Last month while conducting research for an upcoming report on Foundations and their use of Twitter, we started looking at what Content Management Systems (CMS) were running Foundations’ websites. Our curiosity lead us to look at the top 885 Foundations with websites (based on endowment size), utilizing the Wappalyzer browser plug-in to determine how the sites were built and what technologies and services were in use.
A note on methodology: the list of Foundations and their website URLs came from the Glass Pockets transparency database. We used Wappalyzer during the month of December 2010 and looked only at the home page of Foundation. We were able to clearly identify the technology powering 478 of the 885 Foundation websites (54%).
Here are some highlights from the tables below:
When we look at all the Foundations in our sample, Drupal is the front-runner among open source systems, but not by much. Wordpress trails in second, and just over half as many sites are running Joomla compared to Drupal. Most surprising to us is how few Foundation sites (just five) are running Plone.
When we look at the largest 500 Foundations, Drupal has double the WordPress instances, and Joomla is right on the heels of WordPress with just 3 fewer sites. In both samples, the proprietary web framework ASP.net powers the highest number of sites, however the lead is significantly smaller in the top 500 Foundation sample. Similarly, Dreamweaver drops from 10.51% of the full sample, remaining ahead of all the open source CMSs, to just 5% in the top 500 sample, a few points behind Drupal at 7.6%.
Top 885 Organizations
Top 500 Foundations
What is interesting about this research is that, it in many ways, it echoes what Drupal Project founder Dries Buytaert has said even recently: other open source Content Management Systems are not the competition, but rather it’s proprietary Content Management Systems and “hand-coded” sites. When you look at these numbers, Dreamweaver and ASP.net have over 35% of the market, while the open source systems combined make up just about 19%!

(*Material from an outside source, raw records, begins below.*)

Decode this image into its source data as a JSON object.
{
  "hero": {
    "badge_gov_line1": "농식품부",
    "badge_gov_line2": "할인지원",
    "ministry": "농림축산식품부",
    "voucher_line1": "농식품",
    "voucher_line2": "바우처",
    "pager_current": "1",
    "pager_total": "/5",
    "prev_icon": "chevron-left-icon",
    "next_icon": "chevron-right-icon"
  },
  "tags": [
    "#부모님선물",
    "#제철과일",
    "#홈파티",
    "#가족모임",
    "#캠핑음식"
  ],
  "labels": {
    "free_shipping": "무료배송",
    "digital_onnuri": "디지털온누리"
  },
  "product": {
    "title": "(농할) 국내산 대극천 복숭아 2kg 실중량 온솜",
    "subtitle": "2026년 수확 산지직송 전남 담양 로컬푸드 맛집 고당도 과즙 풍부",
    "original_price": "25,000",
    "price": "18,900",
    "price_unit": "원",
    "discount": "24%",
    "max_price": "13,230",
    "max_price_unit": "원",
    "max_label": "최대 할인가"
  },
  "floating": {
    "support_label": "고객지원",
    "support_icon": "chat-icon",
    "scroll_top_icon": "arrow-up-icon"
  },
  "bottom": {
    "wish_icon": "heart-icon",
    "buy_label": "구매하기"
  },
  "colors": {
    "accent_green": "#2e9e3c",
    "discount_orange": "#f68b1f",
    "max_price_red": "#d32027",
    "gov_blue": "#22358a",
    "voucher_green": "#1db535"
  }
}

There is tremendous room for Drupal adoption to grow within the Foundation market. As more Foundations begin to use Drupal, it is likely that Drupal will also grow within the non-profit sector funded by these Foundations. Once these Foundations stop paying for proprietary systems in-house, they will be less inclined to pay for them at the organizations they fund. This is very exciting especially in light of last week’s launch of Drupal 7.